The article declares that “Europe is the world’s fastest-warming continent and is experiencing worsening droughts and other extreme weather events.” It further states that more than 80 percent of protected habitats are in poor condition, blaming climate change and pollution.
“The window for meaningful action is narrowing, and the consequences of delay are becoming more tangible,” European Environment Agency executive director Leena Yla-Mononen told Reuters. “We are approaching tipping points – not only in ecosystems, but also in the social and economic systems that underpin our societies.”
The is political rhetoric couched in weak science.
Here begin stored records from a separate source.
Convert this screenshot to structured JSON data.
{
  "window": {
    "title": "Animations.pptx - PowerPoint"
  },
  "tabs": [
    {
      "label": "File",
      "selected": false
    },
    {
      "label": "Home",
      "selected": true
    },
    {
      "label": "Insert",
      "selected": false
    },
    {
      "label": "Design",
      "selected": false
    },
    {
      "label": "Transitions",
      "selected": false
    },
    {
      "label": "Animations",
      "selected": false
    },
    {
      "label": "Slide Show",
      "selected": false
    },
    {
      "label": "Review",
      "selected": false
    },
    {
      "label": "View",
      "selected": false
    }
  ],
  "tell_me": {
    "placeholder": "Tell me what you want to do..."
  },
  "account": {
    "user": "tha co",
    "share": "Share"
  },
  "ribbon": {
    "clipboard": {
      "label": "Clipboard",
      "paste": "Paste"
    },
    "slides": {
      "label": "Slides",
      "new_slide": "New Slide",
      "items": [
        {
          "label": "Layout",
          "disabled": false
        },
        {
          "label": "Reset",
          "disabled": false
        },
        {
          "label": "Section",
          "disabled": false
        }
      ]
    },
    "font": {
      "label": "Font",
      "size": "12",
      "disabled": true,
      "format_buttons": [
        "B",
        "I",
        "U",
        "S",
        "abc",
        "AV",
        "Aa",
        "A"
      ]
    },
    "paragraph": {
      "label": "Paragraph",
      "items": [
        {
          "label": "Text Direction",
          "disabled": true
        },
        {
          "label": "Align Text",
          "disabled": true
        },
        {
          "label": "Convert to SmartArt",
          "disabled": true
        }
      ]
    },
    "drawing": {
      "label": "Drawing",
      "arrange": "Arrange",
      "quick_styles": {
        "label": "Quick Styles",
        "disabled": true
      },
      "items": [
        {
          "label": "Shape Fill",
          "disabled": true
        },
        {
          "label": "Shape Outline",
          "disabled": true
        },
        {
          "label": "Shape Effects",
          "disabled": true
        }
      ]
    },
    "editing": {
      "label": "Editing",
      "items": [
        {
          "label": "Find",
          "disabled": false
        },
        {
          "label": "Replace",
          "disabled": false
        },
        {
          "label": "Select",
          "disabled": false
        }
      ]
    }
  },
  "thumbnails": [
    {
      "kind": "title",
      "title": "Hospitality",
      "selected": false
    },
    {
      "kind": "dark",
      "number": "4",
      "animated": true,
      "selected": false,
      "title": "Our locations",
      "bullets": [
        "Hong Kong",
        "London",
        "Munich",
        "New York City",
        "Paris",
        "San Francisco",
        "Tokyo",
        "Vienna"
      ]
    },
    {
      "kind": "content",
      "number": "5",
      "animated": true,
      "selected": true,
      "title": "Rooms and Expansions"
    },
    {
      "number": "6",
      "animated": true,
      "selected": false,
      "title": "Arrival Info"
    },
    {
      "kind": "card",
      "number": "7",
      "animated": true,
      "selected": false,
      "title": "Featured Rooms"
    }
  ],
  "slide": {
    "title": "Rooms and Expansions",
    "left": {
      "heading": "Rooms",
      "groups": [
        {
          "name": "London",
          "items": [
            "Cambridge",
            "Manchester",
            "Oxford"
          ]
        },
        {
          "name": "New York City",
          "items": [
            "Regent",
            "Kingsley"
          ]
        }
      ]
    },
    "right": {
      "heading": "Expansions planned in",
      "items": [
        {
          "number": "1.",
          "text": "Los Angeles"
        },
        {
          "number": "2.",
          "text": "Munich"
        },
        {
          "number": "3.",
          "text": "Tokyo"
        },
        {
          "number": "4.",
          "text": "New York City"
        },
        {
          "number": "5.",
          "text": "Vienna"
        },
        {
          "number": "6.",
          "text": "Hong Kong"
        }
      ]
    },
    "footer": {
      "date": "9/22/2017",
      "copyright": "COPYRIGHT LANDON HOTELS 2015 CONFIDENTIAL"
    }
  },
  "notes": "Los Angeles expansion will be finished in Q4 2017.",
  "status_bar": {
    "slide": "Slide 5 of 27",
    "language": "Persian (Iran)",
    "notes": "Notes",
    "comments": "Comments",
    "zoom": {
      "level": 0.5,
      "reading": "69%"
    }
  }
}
The reality is far more mundane. The European Environment Agency’s own data show that water stress is primarily linked to intensive agriculture, industrial demand, and population growth. As the “Review of National Water Allocation Policies in Six European Countries” documents, many European countries continue to over-allocate water rights, creating artificial scarcity even in years with average rainfall. This is a governance problem, not a climate one. Similarly, biodiversity decline across Europe is overwhelmingly the result of land use change, habitat fragmentation, and invasive species—not a few tenths of a degree of warming over the last few decades.
When it comes to extreme weather, Reuters’ claims are directly contradicted by the Intergovernmental Panel on Climate Change (IPCC) AR6 report which notes there is little to no attribution of many types of severe weather to climate change. As Climate at a Glance: Extreme Weather summarizes, data do not support claims that extreme weather events are becoming more frequent or severe worldwide.
Further, Europe’s worst droughts occurred long before today’s modest warming. The megadrought of 1540 lasted an entire year, with contemporaneous records describing riverbeds across central Europe running dry, widespread crop failure, and thousands of deaths. More recent severe droughts struck in the 1920s and 1940s, periods that cannot be blamed on modern greenhouse gas emissions. The paper “The 1921 European drought: impacts, reconstruction and drivers” describes the 1921 European drought as “the most severe and most widespread drought in Europe since the start of the 20th century.
In “A drought climatology for Europe,” decadal trends show “greater pan-European drought incidence in the 1940s, early 1950s … and lesser drought incidence in the 1910s, 1930s” over the 20th century.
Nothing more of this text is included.